Rohn hopes that realistic, fictional portrayals of scientists can draw in a larger audience than, say, science textbooks and reveal the humanity of science.

"Fiction is a great stealth mechanism - not to be a cheerleader of science, I really don’t want that – but just to enlighten the world about what it is, who are the people who are doing it," says Rohn. "We are a force for good. And we don’t always get it right, and there are obviously problems and mistakes, but we are not some untouchable, unknowable race. We are human beings trying to understand the world."

So, without further ado, here are five lab lit reading suggestions from Rohn herself, plus a couple of recommendations we got from listeners. Enjoy, and let us know what you think!

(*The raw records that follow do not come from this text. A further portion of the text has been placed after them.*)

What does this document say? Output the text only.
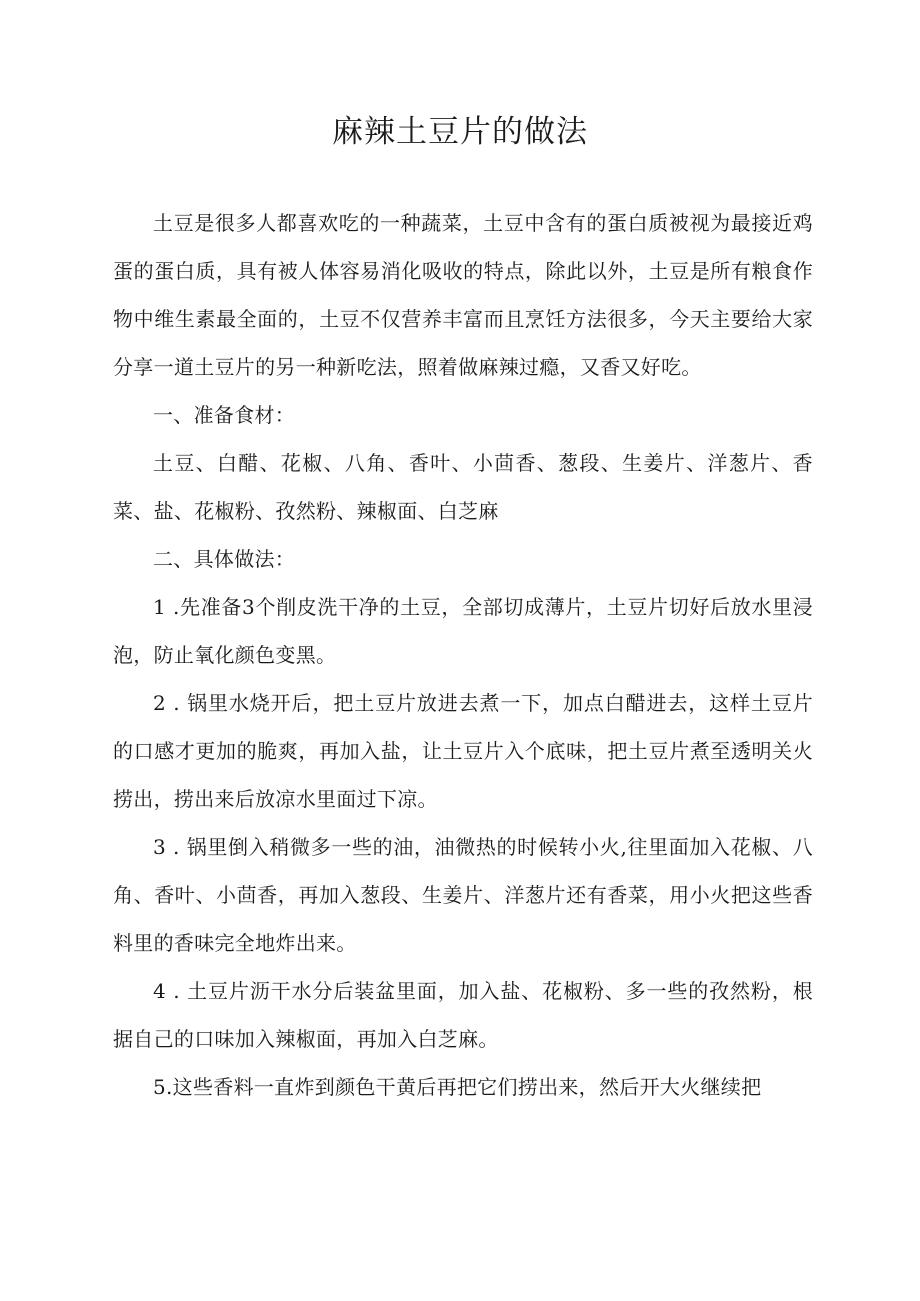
麻辣土豆片的做法

土豆是很多人都喜欢吃的一种蔬菜，土豆中含有的蛋白质被视为最接近鸡蛋的蛋白质，具有被人体容易消化吸收的特点，除此以外，土豆是所有粮食作物中维生素最全面的，土豆不仅营养丰富而且烹饪方法很多，今天主要给大家分享一道土豆片的另一种新吃法，照着做麻辣过瘾，又香又好吃。

一、准备食材：

土豆、白醋、花椒、八角、香叶、小茴香、葱段、生姜片、洋葱片、香菜、盐、花椒粉、孜然粉、辣椒面、白芝麻

二、具体做法：

1 .先准备3个削皮洗干净的土豆，全部切成薄片，土豆片切好后放水里浸泡，防止氧化颜色变黑。

2 . 锅里水烧开后，把土豆片放进去煮一下，加点白醋进去，这样土豆片的口感才更加的脆爽，再加入盐，让土豆片入个底味，把土豆片煮至透明关火捞出，捞出来后放凉水里面过下凉。

3 . 锅里倒入稍微多一些的油，油微热的时候转小火,往里面加入花椒、八角、香叶、小茴香，再加入葱段、生姜片、洋葱片还有香菜，用小火把这些香料里的香味完全地炸出来。

4 . 土豆片沥干水分后装盆里面，加入盐、花椒粉、多一些的孜然粉，根据自己的口味加入辣椒面，再加入白芝麻。

5.这些香料一直炸到颜色干黄后再把它们捞出来，然后开大火继续把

  1. Plague and Cholera (Patrick Deville, translated from the French by J.A. Underwood) - a fictionalized account of the life of Alexandre Yersin, discoverer of the bubonic plague microbe, which Rohn asserts is far more fun to read than the title might suggest.
  2. The Signature of All Things (Elizabeth Gilbert) - a complete departure for the author of Eat, Pray, Love. A young woman in the 19th century grapples with reason, morality, and superstition as she studies botany in an age when women were not supposed to be clever.
  3. Decoded (Mia Jia, translated from the Chinese by Olivia Milburn & Christopher Payne) - a math genius gets recruited to break codes and soon gets sucked into a world of madness. Older, but no less recommendable, books about code-breaking include Robert Harris' Enigma and Neal Stephenson's Cryptonomicon.
  4. Flight Behavior (Barbara Kingsolver) - an uneducated Appalachian housewife becomes entangled into a scientific life and soon grows beyond the confines of her upbringing.
  5. A Fierce Radiance (Lauren Belfer) - told from the point of view of a photographer from Life magazine, the race to market penicillin is paved with sex, intrigue and murder.
  6. Intuition (Allegra Goodman) - a meticulously researched account of a graduate student who uncovers scientific fraud by a colleague.
  7. Einstein's Dreams (Alan Lightman) - a dive into the creative genius of Albert Einstein, in the form of dreams he might have had while working in a patent office and developing his theory of relativity.